Клюге задумчиво побарабанил пальцами по крышке стола, наблюдая за оператором, менявшим кассеты на аппарате, — техника еще несовершенна, но она во многом помогает в работе, однако как и прежде приходится больше полагаться на людей. Люди, люди, с той и с этой стороны, со своими заботами и судьбами, планами и мечтами, всем им чего-то надо, куда-то они стремятся, чего-то хотят, и столько приходится тратить сил, пока загонишь их в заранее предназначенную западню. Утомляет! Но уж коль загнали, то не вырвутся!
— Ничего, — он потер лицо ладонями, — технику страхуют… Устал я, Эрнест, плохо сплю, да еще стоит дурацкая погода: слишком рано начинается весна, слякоть, ветер, сырость… Как ты тут выдерживаешь, в этом подвале? Не схватил ревматизм?
— Я выхожу подышать, — ухмыльнулся Канихен, — да и потом, скоро конец.
— Э-э, — отмахнулся Клюге, — когда кончится одно, обязательно начнется что-нибудь другое. Я сейчас поднимусь в кабинет начальника тюрьмы и прикажу привести туда Барсука. Если выяснится, что дело действительно идет к концу, то распорядись освободить второй коридор.
— Да, я позвоню, — кивнул на внутренний телефон Эрнест. — Хорошо бы закончить с этим поскорее. Надоело. Как только ребята здесь сидят месяцами?

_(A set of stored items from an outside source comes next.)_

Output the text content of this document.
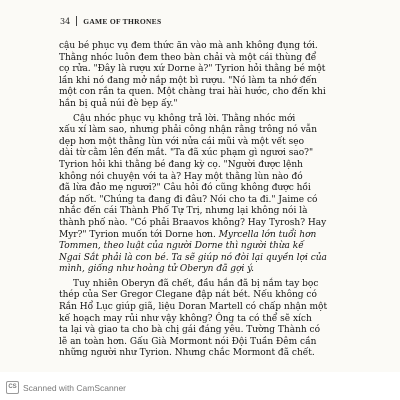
34 GAME OF THRONES
cậu bé phục vụ đem thức ăn vào mà anh không đụng tới.
Thằng nhóc luôn đem theo bàn chải và một cái thùng để
cọ rửa. "Đây là rượu xứ Dorne à?" Tyrion hỏi thằng bé một
lần khi nó đang mở nắp một bì rượu. "Nó làm ta nhớ đến
một con rắn ta quen. Một chàng trai hài hước, cho đến khi
hắn bị quả núi đè bẹp ấy."
Cậu nhóc phục vụ không trả lời. Thằng nhóc mới
xấu xí làm sao, nhưng phải công nhận rằng trông nó vẫn
dẹp hơn một thằng lùn với nửa cái mũi và một vết sẹo
dài từ cằm lên đến mắt. "Ta đã xúc phạm gì ngươi sao?"
Tyrion hỏi khi thằng bé đang kỳ cọ. "Người được lệnh
không nói chuyện với ta à? Hay một thằng lùn nào đó
đã lừa đảo mẹ ngươi?" Câu hỏi đó cũng không được hồi
đáp nốt. "Chúng ta đang đi đâu? Nói cho ta đi." Jaime có
nhắc đến cái Thành Phố Tự Trị, nhưng lại không nói là
thành phố nào. "Có phải Braavos không? Hay Tyrosh? Hay
Myr?" Tyrion muốn tới Dorne hơn. Myrcella lớn tuổi hơn
Tommen, theo luật của người Dorne thì người thừa kế
Ngai Sắt phải là con bé. Ta sẽ giúp nó đòi lại quyền lợi của
mình, giống như hoàng tử Oberyn đã gợi ý.
Tuy nhiên Oberyn đã chết, đầu hắn đã bị nắm tay bọc
thép của Ser Gregor Clegane đập nát bét. Nếu không có
Rắn Hổ Lục giúp giã, liệu Doran Martell có chấp nhận một
kế hoạch may rủi như vậy không? Ông ta có thể sẽ xích
ta lại và giao ta cho bà chị gái đáng yêu. Tường Thành có
lẽ an toàn hơn. Gấu Già Mormont nói Đội Tuần Đêm cần
những người như Tyrion. Nhưng chắc Mormont đã chết.
CS Scanned with CamScanner
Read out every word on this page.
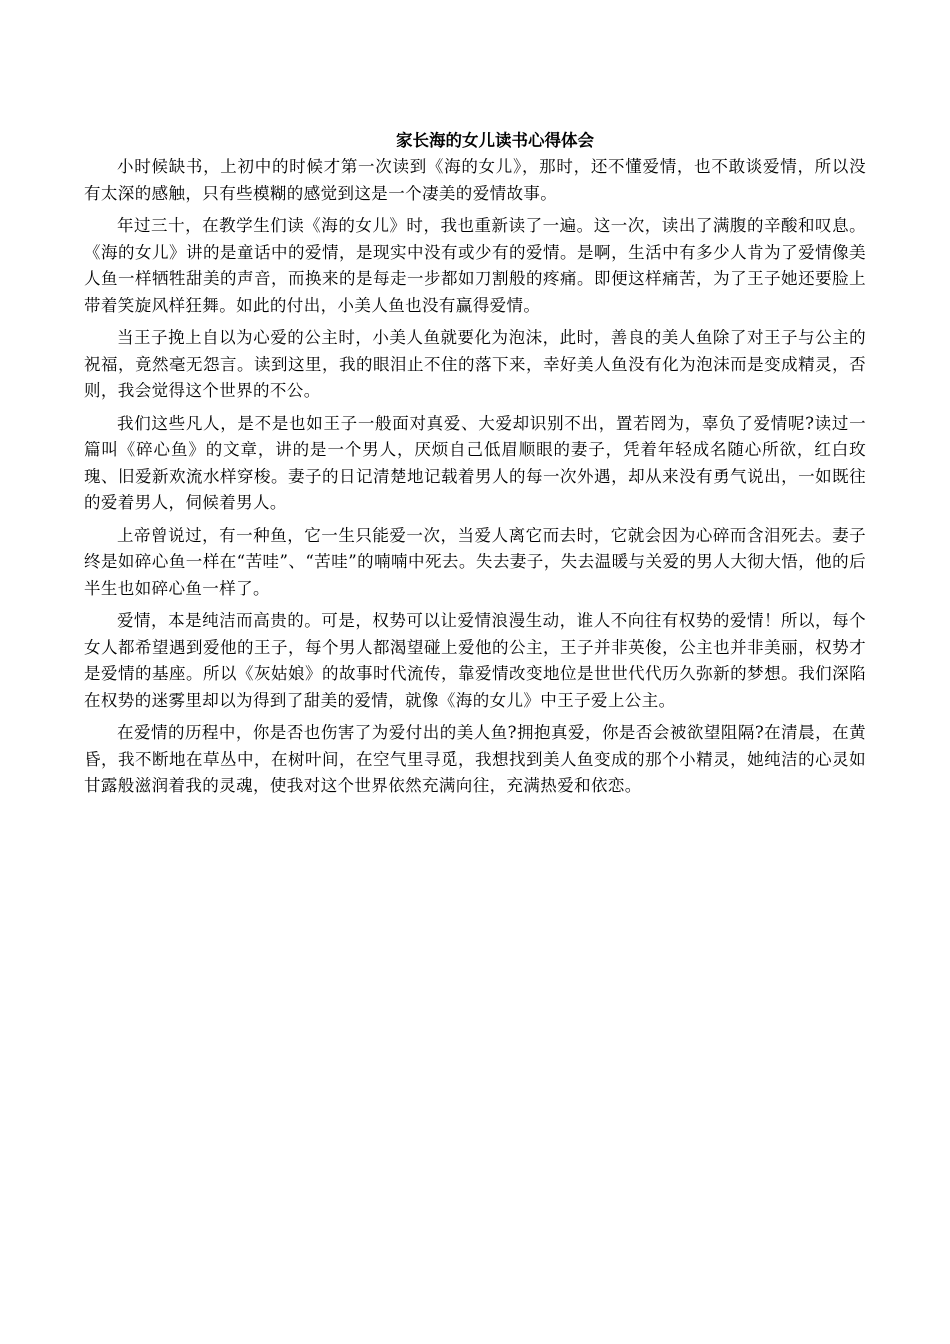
家长海的女儿读书心得体会

小时候缺书，上初中的时候才第一次读到《海的女儿》，那时，还不懂爱情，也不敢谈爱情，所以没有太深的感触，只有些模糊的感觉到这是一个凄美的爱情故事。

年过三十，在教学生们读《海的女儿》时，我也重新读了一遍。这一次，读出了满腹的辛酸和叹息。《海的女儿》讲的是童话中的爱情，是现实中没有或少有的爱情。是啊，生活中有多少人肯为了爱情像美人鱼一样牺牲甜美的声音，而换来的是每走一步都如刀割般的疼痛。即便这样痛苦，为了王子她还要脸上带着笑旋风样狂舞。如此的付出，小美人鱼也没有赢得爱情。

当王子挽上自以为心爱的公主时，小美人鱼就要化为泡沫，此时，善良的美人鱼除了对王子与公主的祝福，竟然毫无怨言。读到这里，我的眼泪止不住的落下来，幸好美人鱼没有化为泡沫而是变成精灵，否则，我会觉得这个世界的不公。

我们这些凡人，是不是也如王子一般面对真爱、大爱却识别不出，置若罔为，辜负了爱情呢?读过一篇叫《碎心鱼》的文章，讲的是一个男人，厌烦自己低眉顺眼的妻子，凭着年轻成名随心所欲，红白玫瑰、旧爱新欢流水样穿梭。妻子的日记清楚地记载着男人的每一次外遇，却从来没有勇气说出，一如既往的爱着男人，伺候着男人。

上帝曾说过，有一种鱼，它一生只能爱一次，当爱人离它而去时，它就会因为心碎而含泪死去。妻子终是如碎心鱼一样在“苦哇”、“苦哇”的喃喃中死去。失去妻子，失去温暖与关爱的男人大彻大悟，他的后半生也如碎心鱼一样了。

爱情，本是纯洁而高贵的。可是，权势可以让爱情浪漫生动，谁人不向往有权势的爱情！所以，每个女人都希望遇到爱他的王子，每个男人都渴望碰上爱他的公主，王子并非英俊，公主也并非美丽，权势才是爱情的基座。所以《灰姑娘》的故事时代流传，靠爱情改变地位是世世代代历久弥新的梦想。我们深陷在权势的迷雾里却以为得到了甜美的爱情，就像《海的女儿》中王子爱上公主。

在爱情的历程中，你是否也伤害了为爱付出的美人鱼?拥抱真爱，你是否会被欲望阻隔?在清晨，在黄昏，我不断地在草丛中，在树叶间，在空气里寻觅，我想找到美人鱼变成的那个小精灵，她纯洁的心灵如甘露般滋润着我的灵魂，使我对这个世界依然充满向往，充满热爱和依恋。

Он небрежно похлопал по плечу оператора, ответившего ему бледной улыбкой, — поглощенный прослушиванием и записью, не снимавший наушников, он не слышал, о чем говорят.

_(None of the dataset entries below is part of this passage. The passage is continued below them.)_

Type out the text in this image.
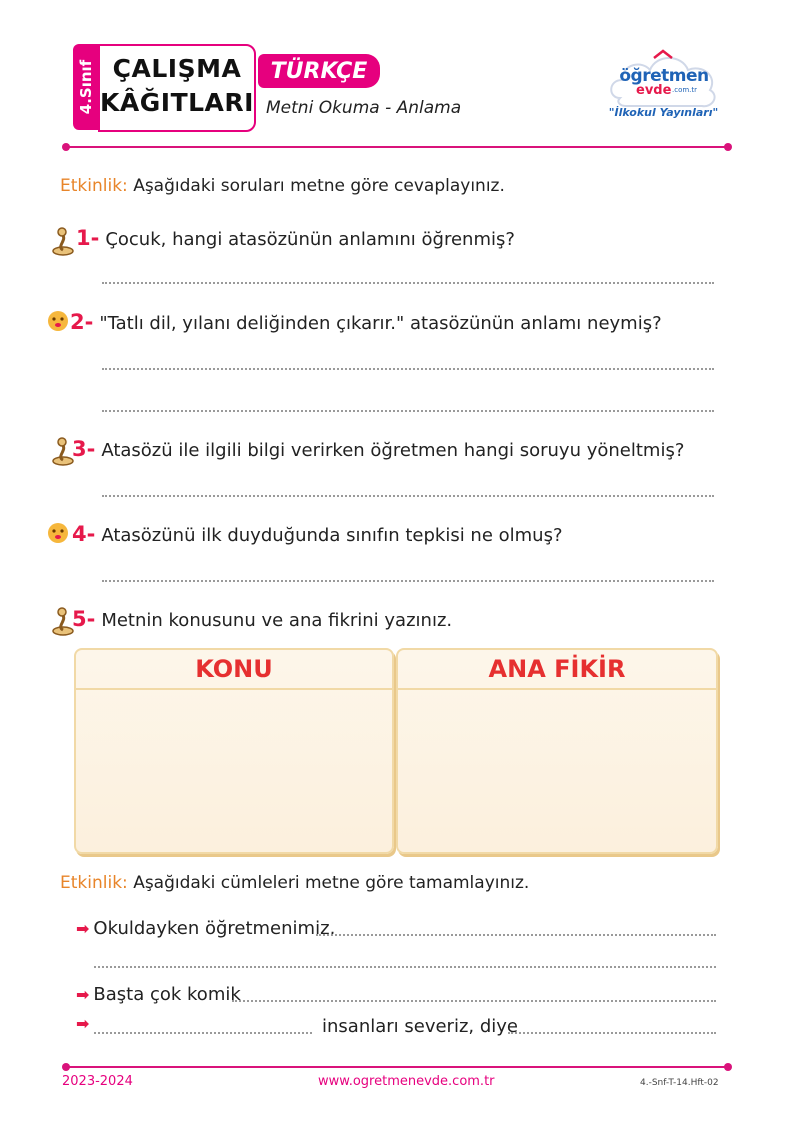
4.Sınıf ÇALIŞMA
KÂĞITLARI
TÜRKÇE
Metni Okuma - Anlama
öğretmen
evde .com.tr
"İlkokul Yayınları"
Etkinlik: Aşağıdaki soruları metne göre cevaplayınız.
1- Çocuk, hangi atasözünün anlamını öğrenmiş?
2- "Tatlı dil, yılanı deliğinden çıkarır." atasözünün anlamı neymiş?
3- Atasözü ile ilgili bilgi verirken öğretmen hangi soruyu yöneltmiş?
4- Atasözünü ilk duyduğunda sınıfın tepkisi ne olmuş?
5- Metnin konusunu ve ana fikrini yazınız.
KONU	ANA FİKİR
Etkinlik: Aşağıdaki cümleleri metne göre tamamlayınız.
➡ Okuldayken öğretmenimiz,
➡ Başta çok komik
➡	insanları severiz, diye
2023-2024	www.ogretmenevde.com.tr	4.-Snf-T-14.Hft-02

— Там чисто? — показал пальцем на потолок Клюге.
— Проверено, — заверил Канихен. — Батареи парового отопления давно срезаны, печи в камере разобрали еще поляки, а парашу просто выставляют за дверь. Противно, но ребятам каждый раз приходится ее всю проверять, чтобы не спрятали записок. Вот уж у кого дерьмовая работа!
— Итак, кругом дерьмо, — скривил губы Клюге. — Хорошо, по трубам они не могут перестукиваться, а стены?
— Стены, — фыркнул Эрнест. — Наверху крыша, под ними следственный кабинет. С одной стороны камеры лестничный марш, а с другой — склад тюремного имущества. Кроме того, из их отсека вывели всех заключенных и за каждым, отправляемым на допрос из камеры, внимательно следят, чтобы не попытался что-либо сказать, крикнуть или бросить записку. Можешь не волноваться, я уже подробно докладывал обо всем обер-фюреру.